Ministras esperam reunião da Cplp no Brasil para dar mais força a decisões

3 abril 2017

Angola defende que bloco tem poucas ações no ramo e defende que governantes precisam de mais autonomia para decisões sobre género; próxima conferência do grupo deve ocorrer em Brasília.

Eleutério Guevane, da ONU News em Nova Iorque.

Ministras responsáveis pela área da mulher nos Estados-membros da Comunidade dos Países de Língua Portuguesa, Cplp, querem mais ação para promover a autonomia feminina no bloco.
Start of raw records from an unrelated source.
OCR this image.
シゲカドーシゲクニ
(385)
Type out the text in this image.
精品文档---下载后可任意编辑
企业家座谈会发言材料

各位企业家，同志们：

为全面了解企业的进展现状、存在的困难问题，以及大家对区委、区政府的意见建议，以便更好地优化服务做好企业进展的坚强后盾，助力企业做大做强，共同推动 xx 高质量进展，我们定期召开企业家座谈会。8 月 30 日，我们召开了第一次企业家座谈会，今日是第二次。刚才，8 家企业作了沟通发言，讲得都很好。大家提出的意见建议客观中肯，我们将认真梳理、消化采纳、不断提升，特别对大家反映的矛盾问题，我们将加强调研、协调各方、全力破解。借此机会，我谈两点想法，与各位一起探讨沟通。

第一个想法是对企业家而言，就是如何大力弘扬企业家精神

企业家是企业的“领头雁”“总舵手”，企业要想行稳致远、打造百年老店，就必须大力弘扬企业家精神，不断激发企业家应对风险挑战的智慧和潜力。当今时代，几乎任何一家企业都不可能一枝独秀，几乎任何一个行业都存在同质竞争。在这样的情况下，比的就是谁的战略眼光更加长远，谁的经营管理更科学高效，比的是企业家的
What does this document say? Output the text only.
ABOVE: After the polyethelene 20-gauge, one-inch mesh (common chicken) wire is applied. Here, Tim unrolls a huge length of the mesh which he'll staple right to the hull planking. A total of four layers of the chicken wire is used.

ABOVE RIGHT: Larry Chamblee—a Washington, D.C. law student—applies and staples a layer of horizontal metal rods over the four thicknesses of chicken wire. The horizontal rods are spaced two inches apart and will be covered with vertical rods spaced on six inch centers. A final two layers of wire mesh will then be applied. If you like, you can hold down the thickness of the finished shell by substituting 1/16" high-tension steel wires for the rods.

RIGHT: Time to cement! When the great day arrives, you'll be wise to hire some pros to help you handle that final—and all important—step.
A secretária de Estado da Família e Promoção da Mulher de Angola, Filomena Delgado, disse que o grupo pensa em mudar o atual cenário. Ela falou à ONU News durante a participação na CSW que terminou em 24 de março, em Nova Iorque.

Grupos

“O Brasil vai albergar, entre setembro e outubro, um encontro da Cplp que vai incluir uma reunião de mulheres. Esta questão foi abordada (na reunião de em Nova Iorque) e vamos ver se realmente conseguimos reforçar mais o papel da Cplp. Em termos de grupos regionais sentimos que a Cplp é o que tem menos ações.”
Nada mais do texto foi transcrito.